Agenda
Événements & colloques
Historical modernisms (Londres)

Historical modernisms (Londres)

Publié le par Marc Escola (Source : Dr Angeliki Spiropoulou)

Symposium

HISTORICAL MODERNISMS

Counter to the conventional perception of modernism as ahistorical, there have been recent academic and critical efforts to historicize it. The Historical Modernism Symposium seeks to contribute to this trend by inviting readings of modern/ist literature and avant-garde art movements in the historical contexts of their production and reception, while assessing their entanglement with history and modernity transnationally.

The symposium aims to look at the history of modernism and the avant-gardes in relation to and their place in (literary and art) History, addressing questions of their relation with modern times, raised, for example, by colonialism; nationalism; globalisation; economics; politics; tradition; technology; urbanism, classicism; mythology; mysticism; religion; psychology/psychoanalysis.

Importantly, it will examine pertinent philosophies of time, historiographical practices and representations of local and world historical events, such as the two World Wars, the Russian  Revolution and the rise of Fascism. Finally, it will also investigate modernist concepts of the spirit of the times as well as new notions of and approaches to literary history.
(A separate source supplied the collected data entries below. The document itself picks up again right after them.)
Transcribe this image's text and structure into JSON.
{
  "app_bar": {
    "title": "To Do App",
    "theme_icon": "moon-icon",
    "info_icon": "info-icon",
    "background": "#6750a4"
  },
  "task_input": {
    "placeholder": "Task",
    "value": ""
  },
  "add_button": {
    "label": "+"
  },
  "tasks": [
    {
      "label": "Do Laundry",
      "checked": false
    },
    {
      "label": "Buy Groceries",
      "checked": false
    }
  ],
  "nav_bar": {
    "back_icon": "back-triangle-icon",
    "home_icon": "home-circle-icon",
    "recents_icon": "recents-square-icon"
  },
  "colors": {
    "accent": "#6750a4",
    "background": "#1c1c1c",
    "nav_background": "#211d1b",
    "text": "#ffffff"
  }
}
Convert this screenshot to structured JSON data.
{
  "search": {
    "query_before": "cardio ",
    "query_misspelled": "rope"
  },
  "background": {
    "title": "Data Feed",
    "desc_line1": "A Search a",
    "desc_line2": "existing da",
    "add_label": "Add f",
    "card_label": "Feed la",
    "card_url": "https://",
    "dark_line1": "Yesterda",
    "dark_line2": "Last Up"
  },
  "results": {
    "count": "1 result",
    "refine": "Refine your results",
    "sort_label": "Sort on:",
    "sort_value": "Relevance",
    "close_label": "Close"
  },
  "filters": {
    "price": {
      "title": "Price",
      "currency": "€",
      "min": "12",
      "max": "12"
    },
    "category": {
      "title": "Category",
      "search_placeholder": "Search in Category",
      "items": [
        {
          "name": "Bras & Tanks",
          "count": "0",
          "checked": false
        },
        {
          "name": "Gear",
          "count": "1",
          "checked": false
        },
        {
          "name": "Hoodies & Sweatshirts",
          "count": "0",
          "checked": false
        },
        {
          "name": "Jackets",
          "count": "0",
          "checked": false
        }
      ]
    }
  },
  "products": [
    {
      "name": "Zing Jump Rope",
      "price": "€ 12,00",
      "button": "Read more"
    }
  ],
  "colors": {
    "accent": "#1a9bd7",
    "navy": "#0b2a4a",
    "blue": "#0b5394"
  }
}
A core question posed by the symposium topic is how a modernist aesthetics of innovation transformed history in ways that make modernism not just a history of the present moment but also the history of our present.

Keynote speaker:

Jean-Michel Rabaté, University of Pennsylvania

Featured speakers:

Hélène Aji, University of Paris-Ouest Nanterre

Sanja Bahun, University of Essex

Sascha Bru, Catholic University of Leuven

Anne-Marie di Biasio, Catholic University of Paris

Daniel Katz, University of Warwick

Vassiliki Kolocotroni, University of Glasgow

Catherine Lanone, Sorbonne-Nouvelle –Paris 3

Laura Marcus, University of Oxford

Scott McCracken, Queen Mary-University of London

Andrew Roberts, University of Dundee

Anna Snaith, King's College- University of London

Andrew Thacker, Nottingham-Trent University

 

Organiser: Dr. Angeliki Spiropoulou, Visiting Research Fellow at IES-School of Advanced Study; Associate Professor at Peloponnese University.

The Symposium is part of the Comparative Modernisms seminar series at the Institute of English Studies.